The capture of the last pocket of territory held by Islamic State in either Syria or Iraq would mark the end of a devastating four-year global campaign to end the extremist group’s so-called caliphate. At the height of their power in 2014, the extremists controlled nearly one-third of both countries.

But experts and U.S. defence officials warn that the group still poses a major threat and could regroup within six months if pressure is not kept up.

Thousands of Islamic State fighters and their families have emerged from the last bastion held by the group in the past few months. The SDF is holding around 1,000 foreign fighters in lockups and camps in northern Syria, and their fate is a major concern, particularly as American troops prepare to withdraw from Syria.

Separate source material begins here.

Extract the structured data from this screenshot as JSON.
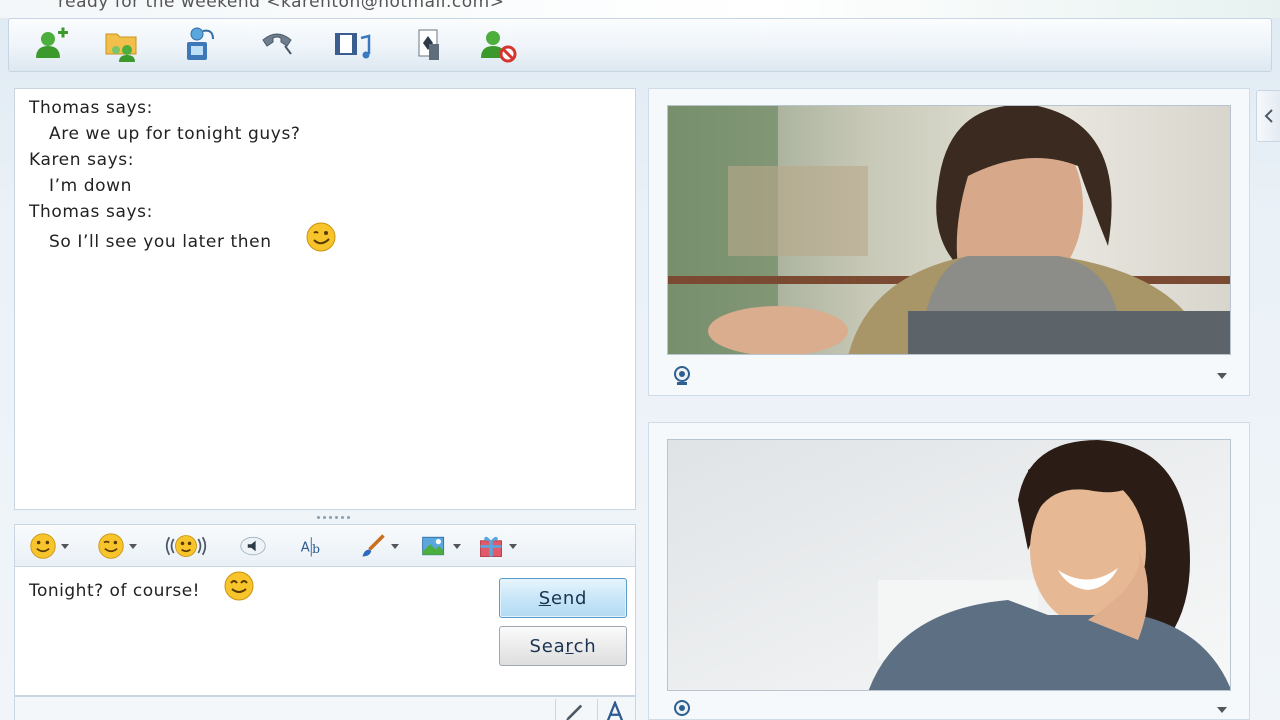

The Kurds want their countries to take them back, and the U.S. has called on Europeans to repatriate and put them on trial.

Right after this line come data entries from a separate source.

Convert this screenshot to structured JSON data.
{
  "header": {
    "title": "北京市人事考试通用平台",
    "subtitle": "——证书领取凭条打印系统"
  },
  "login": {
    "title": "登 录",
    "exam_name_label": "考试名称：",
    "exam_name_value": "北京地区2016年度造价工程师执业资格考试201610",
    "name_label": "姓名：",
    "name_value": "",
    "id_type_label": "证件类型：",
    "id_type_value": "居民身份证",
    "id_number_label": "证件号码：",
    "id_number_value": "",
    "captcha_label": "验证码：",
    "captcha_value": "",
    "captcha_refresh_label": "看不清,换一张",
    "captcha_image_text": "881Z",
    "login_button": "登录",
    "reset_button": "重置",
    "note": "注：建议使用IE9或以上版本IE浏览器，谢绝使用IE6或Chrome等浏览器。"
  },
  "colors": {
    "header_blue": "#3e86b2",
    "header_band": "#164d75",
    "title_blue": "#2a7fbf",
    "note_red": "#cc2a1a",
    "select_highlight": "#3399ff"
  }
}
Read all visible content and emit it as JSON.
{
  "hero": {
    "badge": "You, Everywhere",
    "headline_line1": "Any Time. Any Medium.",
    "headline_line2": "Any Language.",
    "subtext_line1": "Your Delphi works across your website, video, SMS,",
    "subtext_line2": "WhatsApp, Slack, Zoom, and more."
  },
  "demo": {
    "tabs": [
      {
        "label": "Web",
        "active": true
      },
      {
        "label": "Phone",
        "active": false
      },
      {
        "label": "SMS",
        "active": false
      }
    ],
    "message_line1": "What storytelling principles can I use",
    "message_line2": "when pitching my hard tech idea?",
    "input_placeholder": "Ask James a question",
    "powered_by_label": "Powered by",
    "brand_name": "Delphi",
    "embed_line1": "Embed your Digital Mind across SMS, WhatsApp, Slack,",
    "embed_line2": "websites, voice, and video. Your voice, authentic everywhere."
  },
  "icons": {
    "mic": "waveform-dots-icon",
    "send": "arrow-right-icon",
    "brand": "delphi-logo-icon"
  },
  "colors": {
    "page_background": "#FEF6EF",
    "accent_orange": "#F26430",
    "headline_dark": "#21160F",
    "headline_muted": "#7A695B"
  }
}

Mr. Trump repeated that call in a tweet Saturday.

“The United States is asking Britain, France, Germany and other European allies to take back over 800 ISIS fighters that we captured in Syria and put them on trial. The Caliphate is ready to fall,” Trump posted. He suggested the alternative would be that the United States would be forced to release them.

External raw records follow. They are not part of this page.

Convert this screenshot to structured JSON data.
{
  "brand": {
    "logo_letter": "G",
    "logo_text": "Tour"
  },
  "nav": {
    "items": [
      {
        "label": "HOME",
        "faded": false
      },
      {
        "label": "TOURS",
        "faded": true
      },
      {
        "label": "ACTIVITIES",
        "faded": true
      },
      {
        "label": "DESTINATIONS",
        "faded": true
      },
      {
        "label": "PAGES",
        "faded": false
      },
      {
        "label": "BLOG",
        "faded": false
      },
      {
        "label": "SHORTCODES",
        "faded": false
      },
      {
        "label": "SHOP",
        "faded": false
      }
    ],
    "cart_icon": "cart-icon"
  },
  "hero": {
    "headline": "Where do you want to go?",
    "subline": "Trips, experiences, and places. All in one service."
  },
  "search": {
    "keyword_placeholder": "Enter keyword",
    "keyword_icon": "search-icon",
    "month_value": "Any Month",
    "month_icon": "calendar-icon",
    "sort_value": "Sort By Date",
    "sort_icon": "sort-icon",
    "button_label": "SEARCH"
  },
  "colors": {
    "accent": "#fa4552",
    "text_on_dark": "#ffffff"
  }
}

“We do so much, and spend so much. Time for others to step up and do the job that they are so capable of doing. We are pulling back after 100% Caliphate victory!” he added.

However, European nations are leery of Mr. Trump’s request.

For example, a 19-year-old woman who left Britain to join the Islamic State group and who recently spoke out about wanting to return home has given birth to a boy in a refugee camp in Syria, a lawyer for her family said Sunday.

The woman, Shamima Begum, had recently fled the last remaining village held by the terrorist group in Syria. Before giving birth, she spoke to a reporter for The Times of London about wanting to return home to protect the health of her child.

The lawyer, Tasnime Akunjee, said in a statement that though Ms. Begum’s family had not spoken directly to her, “we understand that both she and the baby are in good health.”

Ms. Begum’s comments set off a fierce debate in Britain about the country’s obligations to a woman who was lured as a 15-year-old student to marry into the Islamic State. She was one of three schoolgirls, including Kadiza Sultana and Amira Abase, from Bethnal Green Academy who left Britain to travel to Syria in February, 2015.

British officials had said soon after they travelled to Syria that the women would be allowed to return home without facing charges because there was no evidence they had committed terrorism offenses. But they held to a harder line this past week, with Home Secretary Sajid Javid saying that he would not hesitate to prevent the return of those who supported terrorist groups abroad.

It is not clear how Ms. Begum may be trying to get home.

Ben Wallace, Britain’s security minister, said this past week that British officials would not help rescue Ms. Begum because it was too dangerous to provide consular services in Syria. He warned that anyone who had traveled to support terrorism against the British government’s advice would, upon returning, be “questioned, investigated and potentially prosecuted for committing terrorist offenses.”

In Germany, government officials played down the likelihood of Berlin meeting the demands made by Mr. Trump.

“In principle, all German citizens and those suspected of having fought for so-called IS have the right to return,” said a spokeswoman for Germany’s interior ministry, adding, however, that the condition for that was consular access for suspects.

She said Iraq had shown an interest in having some Islamic State fighters from Germany put on trial. “But in Syria, the German government cannot guarantee legal and consular duties for jailed German citizens due to the armed conflict there,” she said.

Some 1,050 people have travelled from Germany to the war zone in Syria and Iraq since 2013 and about one-third have already returned to Germany, according to German authorities.